= Alice Auma =

Ugandan Acholi spirit medium and revolutionary (1956–2007)

Heike Behrend – Alice Lakwena and the Holy Spirits. War in Northern Uganda 1986–97

Alice Auma (1956 – 17 January 2007) was a Ugandan spirit medium who, as the head of the Holy Spirit Movement (HSM), led a millennial rebellion against the government forces of President Yoweri Museveni from August 1986 until November 1987. The primary spirit she purportedly channelled was that of a dead army officer called Lakwena, meaning "messenger", who those from the Acholi ethnic group believe to be a manifestation of the Christian Holy Spirit. The combined persona of Alice Auma channelling the spirit Lakwena is often referred to as "Alice Lakwena". Auma's HSM was ultimately defeated in November 1987.

==Biography==
===Early life===
Alice Auma was born in 1956, the daughter of Severino Lukoya, a self-proclaimed prophet and the founder of the Jerusalem Melter Church in Gulu, Uganda. The leader of the Lord's Resistance Army, Joseph Kony, previously claimed that he and Auma were cousins, though this seems to have been a ploy to garner support from her constituents. Auma herself always distanced herself from Kony and his views.

===Mediumship===

Remaining childless after two marriages, Auma moved away from her hometown. She eventually converted to Christianity, but, on 25 May 1985, she reportedly went insane, unable to either hear or speak, later claiming to have been possessed by the spirit Lakwena. Her father took her to eleven different witches, but none alleviated her condition. Auma claimed Lakwena then guided her to Murchison Falls National Park, where she disappeared for 40 days and returned a spirit medium, a traditional ethnic religious role.

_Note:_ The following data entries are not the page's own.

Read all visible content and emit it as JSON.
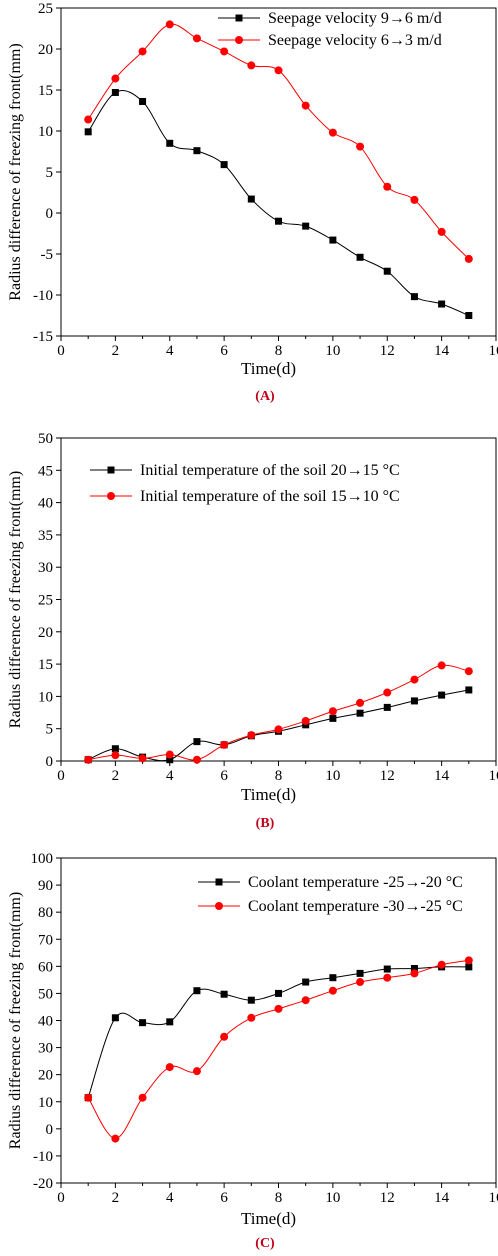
{
  "chart_data": [
    {
      "id": "A",
      "type": "line",
      "panel_label": "(A)",
      "xlabel": "Time(d)",
      "ylabel": "Radius difference of freezing front(mm)",
      "xlim": [
        0,
        16
      ],
      "ylim": [
        -15,
        25
      ],
      "xticks": [
        0,
        2,
        4,
        6,
        8,
        10,
        12,
        14,
        16
      ],
      "yticks": [
        -15,
        -10,
        -5,
        0,
        5,
        10,
        15,
        20,
        25
      ],
      "grid": false,
      "legend_position": "top-right",
      "series": [
        {
          "name": "Seepage velocity 9→6 m/d",
          "color": "#000000",
          "marker": "square",
          "x": [
            1,
            2,
            3,
            4,
            5,
            6,
            7,
            8,
            9,
            10,
            11,
            12,
            13,
            14,
            15
          ],
          "y": [
            9.9,
            14.7,
            13.6,
            8.5,
            7.6,
            5.9,
            1.7,
            -1.0,
            -1.6,
            -3.3,
            -5.4,
            -7.1,
            -10.2,
            -11.1,
            -12.5
          ]
        },
        {
          "name": "Seepage velocity 6→3 m/d",
          "color": "#ff0000",
          "marker": "circle",
          "x": [
            1,
            2,
            3,
            4,
            5,
            6,
            7,
            8,
            9,
            10,
            11,
            12,
            13,
            14,
            15
          ],
          "y": [
            11.4,
            16.4,
            19.7,
            23.0,
            21.3,
            19.7,
            18.0,
            17.4,
            13.1,
            9.8,
            8.1,
            3.2,
            1.6,
            -2.3,
            -5.6
          ]
        }
      ]
    },
    {
      "id": "B",
      "type": "line",
      "panel_label": "(B)",
      "xlabel": "Time(d)",
      "ylabel": "Radius difference of freezing front(mm)",
      "xlim": [
        0,
        16
      ],
      "ylim": [
        0,
        50
      ],
      "xticks": [
        0,
        2,
        4,
        6,
        8,
        10,
        12,
        14,
        16
      ],
      "yticks": [
        0,
        5,
        10,
        15,
        20,
        25,
        30,
        35,
        40,
        45,
        50
      ],
      "grid": false,
      "legend_position": "top-left",
      "series": [
        {
          "name": "Initial temperature of the soil 20→15 °C",
          "color": "#000000",
          "marker": "square",
          "x": [
            1,
            2,
            3,
            4,
            5,
            6,
            7,
            8,
            9,
            10,
            11,
            12,
            13,
            14,
            15
          ],
          "y": [
            0.2,
            1.9,
            0.6,
            0.2,
            3.0,
            2.5,
            3.9,
            4.6,
            5.6,
            6.6,
            7.4,
            8.3,
            9.3,
            10.2,
            11.0
          ]
        },
        {
          "name": "Initial temperature of the soil 15→10 °C",
          "color": "#ff0000",
          "marker": "circle",
          "x": [
            1,
            2,
            3,
            4,
            5,
            6,
            7,
            8,
            9,
            10,
            11,
            12,
            13,
            14,
            15
          ],
          "y": [
            0.2,
            0.9,
            0.4,
            1.0,
            0.2,
            2.5,
            4.0,
            4.9,
            6.2,
            7.7,
            9.0,
            10.6,
            12.6,
            14.8,
            13.9
          ]
        }
      ]
    },
    {
      "id": "C",
      "type": "line",
      "panel_label": "(C)",
      "xlabel": "Time(d)",
      "ylabel": "Radius difference of freezing front(mm)",
      "xlim": [
        0,
        16
      ],
      "ylim": [
        -20,
        100
      ],
      "xticks": [
        0,
        2,
        4,
        6,
        8,
        10,
        12,
        14,
        16
      ],
      "yticks": [
        -20,
        -10,
        0,
        10,
        20,
        30,
        40,
        50,
        60,
        70,
        80,
        90,
        100
      ],
      "grid": false,
      "legend_position": "top-right",
      "series": [
        {
          "name": "Coolant temperature -25→-20 °C",
          "color": "#000000",
          "marker": "square",
          "x": [
            1,
            2,
            3,
            4,
            5,
            6,
            7,
            8,
            9,
            10,
            11,
            12,
            13,
            14,
            15
          ],
          "y": [
            11.5,
            41.0,
            39.2,
            39.5,
            51.0,
            49.7,
            47.5,
            50.0,
            54.2,
            55.8,
            57.4,
            59.0,
            59.2,
            59.8,
            59.8
          ]
        },
        {
          "name": "Coolant temperature -30→-25 °C",
          "color": "#ff0000",
          "marker": "circle",
          "x": [
            1,
            2,
            3,
            4,
            5,
            6,
            7,
            8,
            9,
            10,
            11,
            12,
            13,
            14,
            15
          ],
          "y": [
            11.5,
            -3.6,
            11.5,
            22.8,
            21.3,
            34.0,
            41.0,
            44.3,
            47.5,
            51.0,
            54.2,
            55.8,
            57.4,
            60.6,
            62.2
          ]
        }
      ]
    }
  ]
}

Before the defeat of Tito Okello in the Ugandan Bush War, Auma was one of many spirit mediums working near the town of Gulu as a minor oracle and spiritual healer. She worked in the midst of the chaos of the anti-National Resistance Army (NRA) insurgency of the Uganda People's Democratic Army and the increasingly brutal counter-insurgency operations and tactics of the NRA. Later legend holds that on 6 August 1986, Lakwena ordered Auma to stop her work as a diviner and healer, which was pointless in the midst of war, and create the Holy Spirit Movement (HSM) to fight evil and end the bloodshed. This divine mission required the retaking of the capital of Kampala. Thus, the Acholi would redeem themselves from the violence they had collectively imposed on the civilians of the Luwero triangle and initiate a paradise on earth. A letter to local missionaries explained the transition:

The good Lord who had sent the Lakwena decided to change his work from that of a doctor to that of a military commander for one simple reason: it is useless to cure a man today only that he be killed the next. So it became an obligation on his part to stop the bloodshed before continuing his work as a doctor.

Auma claimed that Lakwena required that she be possessed by numerous other spirits to achieve its goals. This was unusual in Acholi spirit behavior.

LRA

At this time, there was a perceived spiritual crisis in the area, coinciding with the threat posed by soldiers from the NRA-led government. The increased level of societal tension and number of deaths were attributed to witchcraft.

After a series of victories, Auma led the HSM south out of the Acholi heartland of northern Uganda towards Kampala. There, she garnered much support from other ethnic groups who had grievances with Yoweri Museveni's government. However, subsequent military setbacks suffered by the HSM prompted some followers to accuse Auma of being a witch and of using spirits for destructive ends. As the HSM suffered its final defeat under artillery fire in the forests near Kampala, Auma fled and claimed that Lakwena had left her.

===Later life and death===
Auma lived in the Ifo refugee camp near Dadaab in northern Kenya for the remainder of her life. She claimed to have discovered a cure for HIV/AIDS and to have the ability to cure blindness and deafness. In 2004, the government of Uganda offered to repatriate her, which she refused. Auma died on 17 January 2007, after having been sick for about a week with an unknown illness.

==In media==
In her book Alice Lakwena and the Holy Spirits. War in Northern Uganda 1986–97, the German social anthropologist Heike Behrend analyzed Auma's life and the history of the Lord's Resistance Army in Uganda from anthropological perspectives.